According to data from the Organisation of the Petroleum Exporting Countries (Opec), Nigeria’s crude oil production declined to 1.38-million barrels a day in 2021 from 1.58-million barrels a day in 2020. Opec recently raised Nigeria’s oil production quota from 1.735-million barrels a day to 1.753-million.
Last month, Fitch affirmed Nigeria’s stable credit rating, owing to healthy oil prices in 2022 that are expected to drive an improvement in external liquidity and near-term economic growth.
The ratings agency noted, however, that Nigeria’s oil production will remain likely below capacity.
Nigeria’s economy will inevitably see some benefits from high oil prices, Abuja-based economist Adedeji Adeniran said. However, he pointed out, the country is losing out on about half a million barrels of oil a day. “If you multiply that by $100, that is how much we are losing — about $50-million — all because we are not able to meet higher demand. And that is huge.”
Adreniran also noted that, as oil prices increase, so too does the fuel subsidy, which artificially keeps oil prices low for Nigerian consumers. The fuel subsidy, which is a fiscal expense, dampens the benefit of higher global oil prices to Nigeria’s budget.
Last August, President Muhammadu Buhari signed a provision that would eliminate the regime subsidising imported fuel. However, in January, the Nigerian government made a U-turn — choosing to extend the fuel subsidy for another 18 months.
With elections set to be held next year, the extension means that the elimination of the fuel subsidy won’t happen under the current administration, Adreniran noted.
Nigeria is also not able to benefit fully from high oil prices because of its crumbling oil infrastructure, Adeniran said. “So it is kind of a modest benefit that is not near to what we aspire to achieve.”
Isaac Matshego, who specialises in macroeconomic and emerging market analysis for Nedbank, said Nigeria cannot fully take advantage of high oil prices and higher production quotas because of low investment in new oil fields and the sabotage of existing oil-production infrastructure.
“Lack of investment in refining capacity has resulted in the high dependence on imported refined fuel,” Matshego added.
“Encouragingly, the Dangote Group’s investment in a new refining plant will alleviate fuel shortages.”
‘We still haven’t gotten it right’
Nigeria imports almost all its fuel. The country’s chronically underperforming government-owned refineries were shut down in 2020. “Our refining capacity is less than 10% of what we need as a country,” Adeniran said.

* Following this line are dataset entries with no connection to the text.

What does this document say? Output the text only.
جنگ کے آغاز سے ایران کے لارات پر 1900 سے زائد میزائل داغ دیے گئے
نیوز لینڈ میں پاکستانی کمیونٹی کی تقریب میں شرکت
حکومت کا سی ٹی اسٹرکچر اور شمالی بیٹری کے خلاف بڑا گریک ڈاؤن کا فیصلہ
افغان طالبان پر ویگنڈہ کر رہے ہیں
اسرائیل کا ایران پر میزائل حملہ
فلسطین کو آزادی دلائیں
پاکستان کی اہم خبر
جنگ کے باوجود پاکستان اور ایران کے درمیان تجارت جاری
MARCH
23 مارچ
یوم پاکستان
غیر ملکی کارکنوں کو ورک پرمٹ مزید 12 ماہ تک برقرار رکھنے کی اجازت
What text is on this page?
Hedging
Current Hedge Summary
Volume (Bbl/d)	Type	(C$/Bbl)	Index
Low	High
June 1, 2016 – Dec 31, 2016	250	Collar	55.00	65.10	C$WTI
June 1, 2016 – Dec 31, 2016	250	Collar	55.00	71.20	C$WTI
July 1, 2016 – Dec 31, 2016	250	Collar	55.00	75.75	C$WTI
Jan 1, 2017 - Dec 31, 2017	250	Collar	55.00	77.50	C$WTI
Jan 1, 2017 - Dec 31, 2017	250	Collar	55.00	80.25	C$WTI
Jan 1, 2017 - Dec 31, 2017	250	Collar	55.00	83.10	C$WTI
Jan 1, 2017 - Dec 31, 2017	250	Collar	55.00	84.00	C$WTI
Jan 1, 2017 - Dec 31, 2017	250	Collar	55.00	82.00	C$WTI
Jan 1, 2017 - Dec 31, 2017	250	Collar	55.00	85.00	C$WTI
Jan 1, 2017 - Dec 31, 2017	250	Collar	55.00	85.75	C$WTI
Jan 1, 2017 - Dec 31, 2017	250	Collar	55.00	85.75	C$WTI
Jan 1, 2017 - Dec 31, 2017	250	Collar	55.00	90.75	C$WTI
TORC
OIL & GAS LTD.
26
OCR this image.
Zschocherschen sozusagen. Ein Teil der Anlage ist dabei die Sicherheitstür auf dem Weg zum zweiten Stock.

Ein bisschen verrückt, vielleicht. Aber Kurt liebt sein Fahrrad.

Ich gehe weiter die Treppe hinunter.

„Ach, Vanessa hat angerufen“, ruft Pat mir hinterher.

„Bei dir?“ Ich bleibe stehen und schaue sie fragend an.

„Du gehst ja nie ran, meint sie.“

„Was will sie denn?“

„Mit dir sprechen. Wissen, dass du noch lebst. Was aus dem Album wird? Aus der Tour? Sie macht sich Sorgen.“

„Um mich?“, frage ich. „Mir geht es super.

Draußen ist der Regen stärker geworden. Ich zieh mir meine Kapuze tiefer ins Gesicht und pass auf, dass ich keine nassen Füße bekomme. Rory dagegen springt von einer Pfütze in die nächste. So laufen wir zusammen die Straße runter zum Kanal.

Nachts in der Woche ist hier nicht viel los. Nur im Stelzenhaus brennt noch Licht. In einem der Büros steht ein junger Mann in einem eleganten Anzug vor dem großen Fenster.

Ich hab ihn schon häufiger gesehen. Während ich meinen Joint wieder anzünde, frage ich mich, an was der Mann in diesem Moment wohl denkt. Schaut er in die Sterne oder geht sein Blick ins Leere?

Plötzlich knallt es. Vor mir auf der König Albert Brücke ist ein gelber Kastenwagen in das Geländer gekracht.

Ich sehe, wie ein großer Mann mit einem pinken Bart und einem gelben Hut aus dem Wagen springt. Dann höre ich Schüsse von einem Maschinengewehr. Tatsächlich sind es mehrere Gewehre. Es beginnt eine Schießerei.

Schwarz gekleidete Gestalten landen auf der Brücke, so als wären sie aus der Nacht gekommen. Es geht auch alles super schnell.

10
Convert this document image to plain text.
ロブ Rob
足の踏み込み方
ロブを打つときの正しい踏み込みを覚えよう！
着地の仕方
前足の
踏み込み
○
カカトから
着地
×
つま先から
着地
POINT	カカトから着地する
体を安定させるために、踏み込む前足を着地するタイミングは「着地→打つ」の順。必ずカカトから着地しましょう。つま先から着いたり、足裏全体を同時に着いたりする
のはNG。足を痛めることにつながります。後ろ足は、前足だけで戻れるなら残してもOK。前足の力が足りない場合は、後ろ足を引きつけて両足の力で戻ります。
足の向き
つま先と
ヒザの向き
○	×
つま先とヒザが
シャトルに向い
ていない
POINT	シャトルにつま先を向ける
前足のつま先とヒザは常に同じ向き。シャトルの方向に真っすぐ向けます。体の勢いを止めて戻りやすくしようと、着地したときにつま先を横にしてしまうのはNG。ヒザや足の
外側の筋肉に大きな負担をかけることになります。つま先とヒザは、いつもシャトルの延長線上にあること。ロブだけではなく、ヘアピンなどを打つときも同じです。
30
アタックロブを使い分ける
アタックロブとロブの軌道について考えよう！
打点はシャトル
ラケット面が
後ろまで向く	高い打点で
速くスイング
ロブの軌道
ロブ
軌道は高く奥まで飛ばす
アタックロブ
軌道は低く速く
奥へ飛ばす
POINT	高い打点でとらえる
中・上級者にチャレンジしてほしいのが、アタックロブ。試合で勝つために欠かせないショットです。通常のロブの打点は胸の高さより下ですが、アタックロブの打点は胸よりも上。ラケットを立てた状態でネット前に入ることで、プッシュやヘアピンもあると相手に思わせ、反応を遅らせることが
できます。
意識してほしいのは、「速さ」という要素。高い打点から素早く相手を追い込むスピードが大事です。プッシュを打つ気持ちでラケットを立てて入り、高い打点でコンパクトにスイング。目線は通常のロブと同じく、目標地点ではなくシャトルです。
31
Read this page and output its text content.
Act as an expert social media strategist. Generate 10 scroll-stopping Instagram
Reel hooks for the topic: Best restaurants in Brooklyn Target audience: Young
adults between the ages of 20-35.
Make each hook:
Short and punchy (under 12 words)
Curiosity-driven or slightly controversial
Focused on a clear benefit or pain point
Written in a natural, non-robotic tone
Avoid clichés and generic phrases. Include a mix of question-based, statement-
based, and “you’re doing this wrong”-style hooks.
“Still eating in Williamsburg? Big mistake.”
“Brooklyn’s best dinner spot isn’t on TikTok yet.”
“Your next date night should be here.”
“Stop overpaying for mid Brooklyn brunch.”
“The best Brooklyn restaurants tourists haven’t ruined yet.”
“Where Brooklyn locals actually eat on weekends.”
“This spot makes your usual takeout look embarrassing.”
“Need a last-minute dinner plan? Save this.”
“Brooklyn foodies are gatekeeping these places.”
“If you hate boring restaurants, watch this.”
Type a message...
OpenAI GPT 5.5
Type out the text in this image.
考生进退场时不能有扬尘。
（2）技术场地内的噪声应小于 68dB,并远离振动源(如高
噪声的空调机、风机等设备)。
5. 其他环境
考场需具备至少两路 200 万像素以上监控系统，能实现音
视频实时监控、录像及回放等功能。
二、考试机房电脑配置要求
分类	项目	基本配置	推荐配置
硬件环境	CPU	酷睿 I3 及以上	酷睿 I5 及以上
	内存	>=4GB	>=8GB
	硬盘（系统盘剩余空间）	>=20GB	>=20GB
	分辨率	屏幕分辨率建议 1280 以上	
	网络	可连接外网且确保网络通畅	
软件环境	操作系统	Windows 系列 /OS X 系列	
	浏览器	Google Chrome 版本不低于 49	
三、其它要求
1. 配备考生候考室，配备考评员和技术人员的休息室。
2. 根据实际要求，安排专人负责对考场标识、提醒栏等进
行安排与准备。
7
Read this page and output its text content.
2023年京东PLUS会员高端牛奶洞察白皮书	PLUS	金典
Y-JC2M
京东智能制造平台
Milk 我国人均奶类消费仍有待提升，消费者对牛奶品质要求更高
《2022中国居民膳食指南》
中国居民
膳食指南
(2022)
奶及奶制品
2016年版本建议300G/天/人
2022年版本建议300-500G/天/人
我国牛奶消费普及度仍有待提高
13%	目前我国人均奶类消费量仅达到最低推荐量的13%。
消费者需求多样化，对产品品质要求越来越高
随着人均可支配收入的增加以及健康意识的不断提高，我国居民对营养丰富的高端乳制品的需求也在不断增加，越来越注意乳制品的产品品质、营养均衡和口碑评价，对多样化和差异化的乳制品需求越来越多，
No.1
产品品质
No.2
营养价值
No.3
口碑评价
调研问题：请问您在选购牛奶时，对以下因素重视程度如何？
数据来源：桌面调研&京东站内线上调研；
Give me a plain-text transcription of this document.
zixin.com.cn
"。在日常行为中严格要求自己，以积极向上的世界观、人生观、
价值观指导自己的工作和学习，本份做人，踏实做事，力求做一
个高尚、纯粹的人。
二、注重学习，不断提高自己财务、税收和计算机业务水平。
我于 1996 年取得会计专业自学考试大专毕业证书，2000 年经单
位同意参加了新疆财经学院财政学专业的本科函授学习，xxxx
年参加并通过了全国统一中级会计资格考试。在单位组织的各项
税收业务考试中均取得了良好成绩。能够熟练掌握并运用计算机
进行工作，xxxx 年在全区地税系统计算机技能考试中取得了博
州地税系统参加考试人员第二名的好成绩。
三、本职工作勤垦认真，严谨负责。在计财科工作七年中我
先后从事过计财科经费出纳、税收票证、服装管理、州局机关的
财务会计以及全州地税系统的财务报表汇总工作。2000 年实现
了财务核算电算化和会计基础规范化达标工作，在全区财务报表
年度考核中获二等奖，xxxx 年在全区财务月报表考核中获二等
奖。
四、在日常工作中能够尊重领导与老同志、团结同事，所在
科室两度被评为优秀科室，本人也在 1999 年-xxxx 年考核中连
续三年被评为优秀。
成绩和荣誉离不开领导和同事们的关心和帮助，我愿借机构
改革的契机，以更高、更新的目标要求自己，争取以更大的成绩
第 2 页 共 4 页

“That is our big problem and why we are this big producer of oil, but we still have the challenge of not having enough. We get the raw crude oil and we sell it. We then go back to the international market to purchase refined oil.”
The country’s oil sector, Adeniran pointed out, is riddled with problems, including political ones. Last year, Buhari signed the Petroleum Industry Act, aimed at reforming the sector after 20 years of failed efforts, which were mired by divisions among legislators.
“We have been here for years. We have a lot of refineries. We’ve spent a lot trying to get them to function. But we still haven’t gotten it right,” Adeniran said.
He noted that early plans for the Dangote refinery began in 2013. “Around the same time, the Nigerian government was making plans to revive its refineries … But now, later this year the private sector’s Dangote refinery will be up and running. With the government’s plans, we still don’t know where we are.”
Nigeria’s recent oil crisis caused inflation to tick up to 15.7% in February. Speaking on the economic Effects of the two-month fuel shortage, Adeniran said: “It was not a pretty experience.”
“Personally, I spent six hours trying to get fuel at one point. It was as bad as that,” he added. “For the economy, that’s a loss. Something productive could have been done during that time. Something that you should have gotten done in 10 minutes, takes you six hours. That’s the kind of disruption it causes.”